This is the third and final blog in my series about last week’s Salesforce1 event in Philadelphia.
I’ve discussed the growth of the Salesforce ecosystem and how the company is bringing back the integration because SFA, CRM and help desks to ensure customer facing systems work together. They also have partners with applications such as accounting, quoting and other add-ons to the full process. The final big issue is how that needs to change reporting.
It’s easy to create charts and desktops for single applications focused on a department or function. That’s not why business intelligence exists. Upper management needs to better understand how their organizations are performing, and that means analyzing information that comes from multiple systems. BI’s goal is to provide actionable information about the business. That’s why it grew alongside data warehouses that gathered information from disparate systems. Now that Salesforce is clearly creating an integrated environment, are their analytics growing apace? Sadly, no.

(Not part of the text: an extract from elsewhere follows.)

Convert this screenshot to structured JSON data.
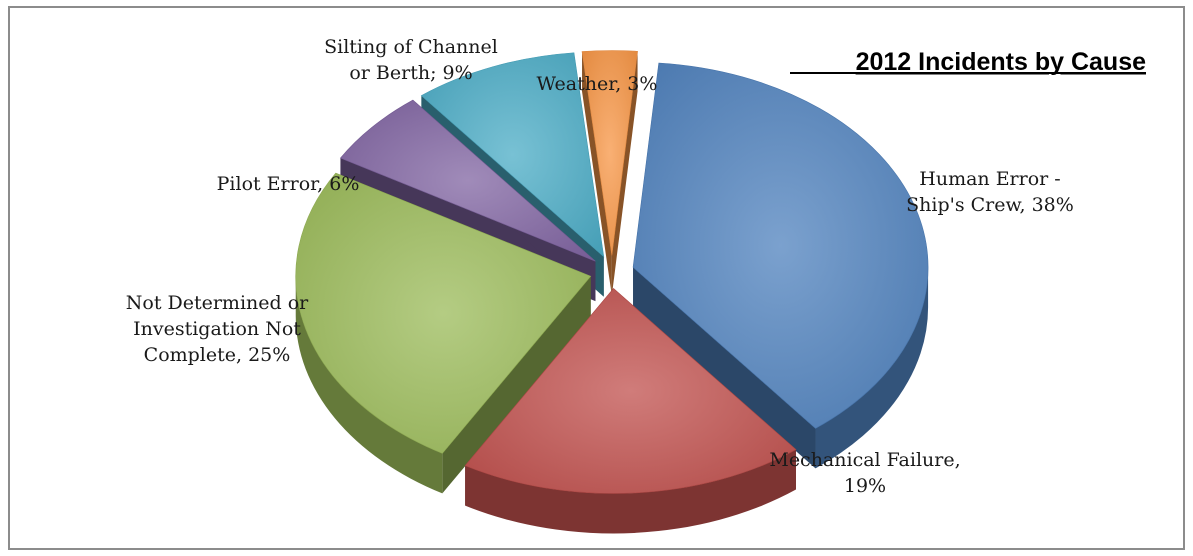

“Analytics Unleashed” was the key session that interested me above all others. However, to paraphrase Gertrude Stein, there wasn’t much there there. It looked like simple reports slapped into basic dashboards with no real drill down or data discovery capability. Admittedly, the major part of their demonstration didn’t work and it might have been in that, but I didn’t see anything on in the exhibit hall to make me think there was.
Well, not from Salesforce directly, but don’t be without hope. I’ve talked about the ecosystem they’ve clearly built with Salesforce1, and that comes with advantages. One of those advantages is Birst, a business intelligence firm.
Birst is a Salesforce partner who, unlike a number of other partners at the road show, isn’t exclusively focused on Salesforce. They are in the new generation of BI firms who are working to modernize the market. They work to eliminate the need to have separate ETL and BI vendors, providing a platform to integrate that then directly supports leading edge analytics capabilities.
That ability combines with a SaaS architecture to allow Birst to work well with Salesforce1. I talked with them at their stand and the integration seemed clean from a UI standpoint. I’d have to dig deeper to understand how well Birst helps Salesforce integrate with other systems, but things look hopeful.
Salesforce seems to be viewing BI the same way as the other large companies. Even with their more modern history, advanced SaaS architecture and appropriately Web nimble interfaces, Salesforce still thinks of analytics as reporting. If “we” get all applications under our control, we just extend our reporting. That’s not BI. Analytics is a more advanced way of providing better information for decision making.
At some point, I’m sure Salesforce will come to that understanding, and then who knows what will happen. Until then, Salesforce customers can still access the next generation of BI and analytics through the ecosystem that allows Salesforce and Birst to work in concert.